Le propos de cette chronique sera plutôt de revenir sur cette « décennie perdue » qu’aurait subie l’économie japonaise. Une expression reprise en boucle par les commentateurs, tant sa réalité semble aller de soi. Si l’on peut bien parler de décennie perdue pour les années 1990 durant lesquelles le PIB n’a pratiquement pas augmenté, il n’en va pas de même pour les années 2000 : entre 1999 et 2012, le PIB japonais a augmenté, en prix constants, de 13 % contre 15 % et 16 % pour les PIB allemand et français. Il n’y a certes pas là de quoi pavoiser, mais on est loin d’une économie qui aurait été atone (d’autant plus que ce chiffre global a été amputé de 5 % au Japon, comme en Allemagne, avec la forte contraction du PIB observée en 2009).

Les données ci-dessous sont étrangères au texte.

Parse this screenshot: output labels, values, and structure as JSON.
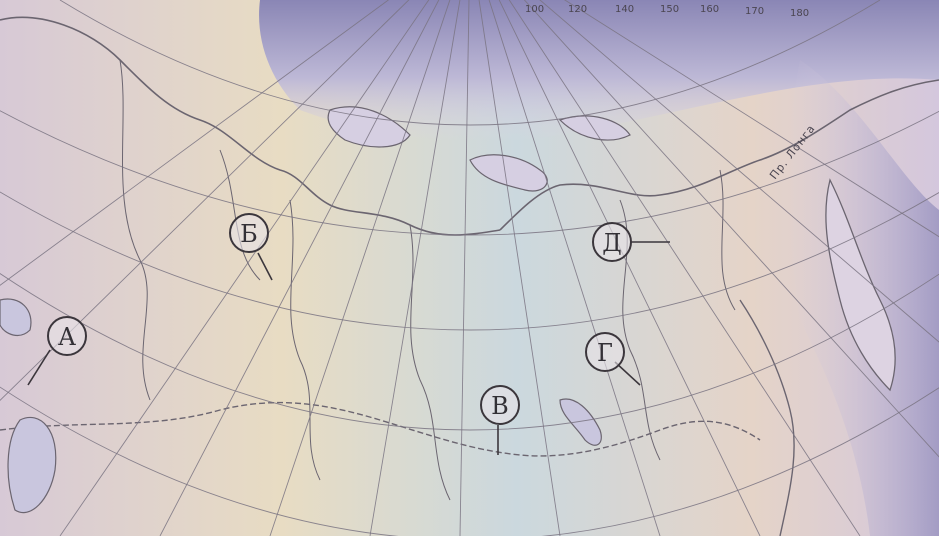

En fait, estime un expert du Peterson Institute for International Economics, ce qui mine la croissance japonaise ce n’est ni la supposée déflation, ni l’état de son système bancaire (qui a d’ailleurs plutôt mieux supporté la crise que ceux des autres pays avancés), mais une démographie catastrophique (peu de naissances et pas d’immigration) qui fait que la population active a pratiquement stagné depuis 20 ans alors qu’elle augmentait de 23 % aux Etats-Unis et de près de 15 % en France. Et de fait, par rapport aux dernières années du siècle passé, la croissance du PIB japonais par unité de travail aura été de 14 %, inférieure certes à celle des Etats Unis (19 %) mais supérieure à celle de l’Allemagne (13 %) et à celle de la France (12 %).

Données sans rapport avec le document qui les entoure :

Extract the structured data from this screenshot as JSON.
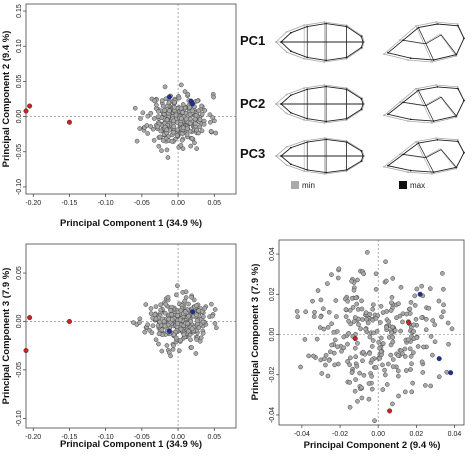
{
  "chart_data": [
    {
      "type": "scatter",
      "id": "pc1_pc2",
      "xlabel": "Principal Component 1 (34.9 %)",
      "ylabel": "Principal Component 2 (9.4 %)",
      "xlim": [
        -0.21,
        0.08
      ],
      "ylim": [
        -0.11,
        0.16
      ],
      "xticks": [
        -0.2,
        -0.15,
        -0.1,
        -0.05,
        0.0,
        0.05
      ],
      "xtick_labels": [
        "-0.20",
        "-0.15",
        "-0.10",
        "-0.05",
        "0.00",
        "0.05"
      ],
      "yticks": [
        -0.1,
        -0.05,
        0.0,
        0.05,
        0.1,
        0.15
      ],
      "ytick_labels": [
        "-0.10",
        "-0.05",
        "0.00",
        "0.05",
        "0.10",
        "0.15"
      ],
      "highlight_points": [
        {
          "x": -0.205,
          "y": 0.015,
          "color": "#cc2222"
        },
        {
          "x": -0.21,
          "y": 0.008,
          "color": "#cc2222"
        },
        {
          "x": -0.15,
          "y": -0.008,
          "color": "#cc2222"
        },
        {
          "x": -0.012,
          "y": 0.028,
          "color": "#1f2f9a"
        },
        {
          "x": 0.018,
          "y": 0.022,
          "color": "#1f2f9a"
        },
        {
          "x": 0.02,
          "y": 0.018,
          "color": "#1f2f9a"
        }
      ],
      "cloud": {
        "count": 300,
        "center": [
          0.0,
          -0.004
        ],
        "sd": [
          0.021,
          0.018
        ],
        "seed": 11
      }
    },
    {
      "type": "scatter",
      "id": "pc1_pc3",
      "xlabel": "Principal Component 1 (34.9 %)",
      "ylabel": "Principal Component 3 (7.9 %)",
      "xlim": [
        -0.21,
        0.08
      ],
      "ylim": [
        -0.11,
        0.08
      ],
      "xticks": [
        -0.2,
        -0.15,
        -0.1,
        -0.05,
        0.0,
        0.05
      ],
      "xtick_labels": [
        "-0.20",
        "-0.15",
        "-0.10",
        "-0.05",
        "0.00",
        "0.05"
      ],
      "yticks": [
        -0.1,
        -0.05,
        0.0,
        0.05
      ],
      "ytick_labels": [
        "-0.10",
        "-0.05",
        "0.00",
        "0.05"
      ],
      "highlight_points": [
        {
          "x": -0.205,
          "y": 0.004,
          "color": "#cc2222"
        },
        {
          "x": -0.21,
          "y": -0.03,
          "color": "#cc2222"
        },
        {
          "x": -0.15,
          "y": 0.0,
          "color": "#cc2222"
        },
        {
          "x": -0.012,
          "y": -0.01,
          "color": "#1f2f9a"
        },
        {
          "x": 0.02,
          "y": 0.01,
          "color": "#1f2f9a"
        }
      ],
      "cloud": {
        "count": 300,
        "center": [
          0.0,
          0.0
        ],
        "sd": [
          0.021,
          0.012
        ],
        "seed": 23
      }
    },
    {
      "type": "scatter",
      "id": "pc2_pc3",
      "xlabel": "Principal Component 2 (9.4 %)",
      "ylabel": "Principal Component 3 (7.9 %)",
      "xlim": [
        -0.052,
        0.045
      ],
      "ylim": [
        -0.045,
        0.047
      ],
      "xticks": [
        -0.04,
        -0.02,
        0.0,
        0.02,
        0.04
      ],
      "xtick_labels": [
        "-0.04",
        "-0.02",
        "0.00",
        "0.02",
        "0.04"
      ],
      "yticks": [
        -0.04,
        -0.02,
        0.0,
        0.02,
        0.04
      ],
      "ytick_labels": [
        "-0.04",
        "-0.02",
        "0.00",
        "0.02",
        "0.04"
      ],
      "highlight_points": [
        {
          "x": 0.006,
          "y": -0.038,
          "color": "#cc2222"
        },
        {
          "x": -0.012,
          "y": -0.002,
          "color": "#cc2222"
        },
        {
          "x": 0.016,
          "y": 0.006,
          "color": "#cc2222"
        },
        {
          "x": 0.022,
          "y": 0.02,
          "color": "#1f2f9a"
        },
        {
          "x": 0.032,
          "y": -0.012,
          "color": "#1f2f9a"
        },
        {
          "x": 0.038,
          "y": -0.019,
          "color": "#1f2f9a"
        }
      ],
      "cloud": {
        "count": 300,
        "center": [
          -0.002,
          0.002
        ],
        "sd": [
          0.017,
          0.016
        ],
        "seed": 37
      }
    }
  ],
  "shape_panel": {
    "rows": [
      {
        "label": "PC1"
      },
      {
        "label": "PC2"
      },
      {
        "label": "PC3"
      }
    ],
    "legend": [
      {
        "label": "min",
        "color": "#aaaaaa"
      },
      {
        "label": "max",
        "color": "#111111"
      }
    ]
  },
  "colors": {
    "cloud_fill": "#a8a8a8",
    "cloud_stroke": "#3a3a3a",
    "red": "#cc2222",
    "blue": "#1f2f9a"
  }
}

Quelques remarques sur ces résultats.
Les travaux du Peterson Institute rappellent une vérité de bon sens, c’est que la croissance dépend du capital et du travail. La démographie est donc un paramètre important et ceux qui estiment qu’une population stagnante, ou déclinante, et vieillissante n’est pas un handicap pour un pays se trompent. Mais si, par conséquent, le diagnostic sur les causes de la relativement faible croissance japonaise est exact, et en dépit de la réserve de main d’œuvre que pourrait constituer une population féminine moins présente sur le marché du travail que dans les autre pays avancés, l’économie de l’archipel n’est pas prête à retrouver de forts rythmes de croissance, à moins de promouvoir une politique d’immigration massive (ce qui ne parait pas figurer dans les « abenomics ») Remarquons en passant que ce handicap démographique affecte également la France qui ne tire pas tout le bénéfice possible de sa vigoureuse croissance démographique, avec un taux d’activité particulièrement bas.

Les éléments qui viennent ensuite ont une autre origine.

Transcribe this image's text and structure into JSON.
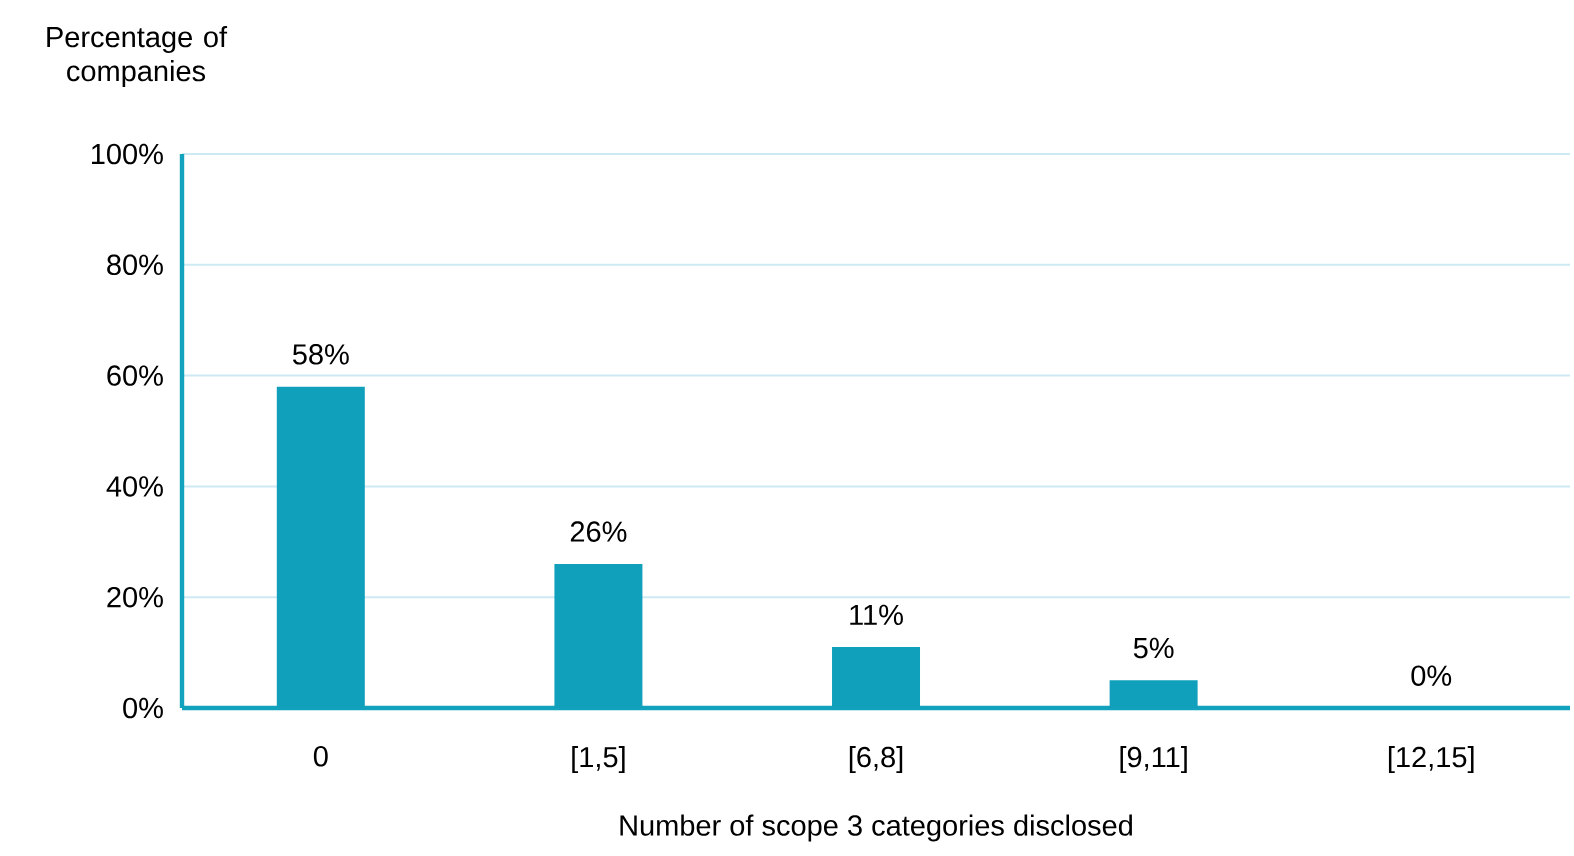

Dans ce contexte, l’engagement du gouvernement japonais de porter l’inflation à 2% (avec injonction à la Banque centrale de réaliser cette « performance ») n’est guère pertinent. Si les prix ont globalement stagné au Japon depuis le début du siècle, avec même des années de baisse, l’idée reçue d’une déflation doit être relativisée, compte tenu des performances tout de même non négligeables en matière de croissance. Allant plus loin, on peut même estimer cette quête de l’inflation absurde car si par hasard elle aboutissait, son résultat serait non pas de doper la croissance mais de faire monter les taux d’intérêt et d’alourdir le coût d’une dette publique représentant un pourcentage abyssal du PIB.